Em 1969, no Teatro Vasco Santana, em Lisboa, Ruy Belo proferia o seu primeiro e último discurso político. Num palanque improvisado, uma mesa coberta com um pano escuro, diante da cortina que fechava a boca de cena, o poeta terá hesitado, engolido em seco, para depois avançar, sozinho, contra a sombra da noite. A dado momento ecoaram na sala algumas frases claras e concisas: «Não sou político, não tenho ambições políticas». Com efeito, caro leitor, também eu não sou político. Quanto a ambições políticas, confesso também não trazer comigo a mais pequena ambição no bolso do casaco.

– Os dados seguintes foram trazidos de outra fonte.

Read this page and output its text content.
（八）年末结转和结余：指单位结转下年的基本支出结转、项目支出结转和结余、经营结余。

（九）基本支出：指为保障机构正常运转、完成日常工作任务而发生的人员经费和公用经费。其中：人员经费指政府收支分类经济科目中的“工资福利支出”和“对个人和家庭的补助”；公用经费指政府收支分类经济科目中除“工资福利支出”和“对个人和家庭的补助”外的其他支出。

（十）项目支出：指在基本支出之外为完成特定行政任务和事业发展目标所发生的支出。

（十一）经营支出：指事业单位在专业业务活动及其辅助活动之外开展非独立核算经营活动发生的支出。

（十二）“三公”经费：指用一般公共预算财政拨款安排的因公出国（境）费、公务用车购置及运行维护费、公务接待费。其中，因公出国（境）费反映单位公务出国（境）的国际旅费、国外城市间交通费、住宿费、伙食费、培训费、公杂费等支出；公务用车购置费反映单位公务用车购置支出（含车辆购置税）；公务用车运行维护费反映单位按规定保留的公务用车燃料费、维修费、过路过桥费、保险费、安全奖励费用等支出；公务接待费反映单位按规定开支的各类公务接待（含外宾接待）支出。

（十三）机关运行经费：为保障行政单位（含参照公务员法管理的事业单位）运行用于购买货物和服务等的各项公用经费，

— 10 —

Se a tivesse, ter-se-ia esfumado esta semana, onde uma onda de entusiasmo começa a enrolar o nosso entendimento, puxando-nos com a sua energia galopante: o candidato Paulo Rangel não só é um excelente candidato como estará erguendo a pulso uma magnífica campanha. Nem mais. Retumbante, definitico, indiscutível. Multiplicam-se os aplausos, preparam-se as bandeiras, encomendam-se as bebidas e os salgados, transportam-se mesas e cadeiras, desenham-se entradas gloriosas entre aplausos apoteóticos, discutem-se os alinhamentos na TV, escolhem-se as gravatas, determina-se a ordem da delcarações. A este propósito talvez valha a pena lembrar uma outra frase sintomática. Após uma polémica estéril, Eça de Queiroz escrevia a Pinheiro Chagas, esse representante do brio político-profissional oitocentista. Após uma mortal troca de ideias sobre a memória histórica da pátria, onde Queiroz era insultado como camelo por simplesmente ter subscrito a mais banal das conclusões - «que o império português do Oriente era uma das maiores ignomínias da História Universal» - afirmava o autor dos Maias, cansado de discutir banalidades com espíritos empoeirados pelos discursos parlamentares: «Meu caro Pinheiro Chagas, você não tem vontade se atirar a um poço? Eu tenho.»
1 comentário:
Estimado,
Há esperança. A julgar pelos comentários dos seus apoiantes no dia após a sua apresentação no Café Nicola, o homem afinal tem defeitos e parece que é humano.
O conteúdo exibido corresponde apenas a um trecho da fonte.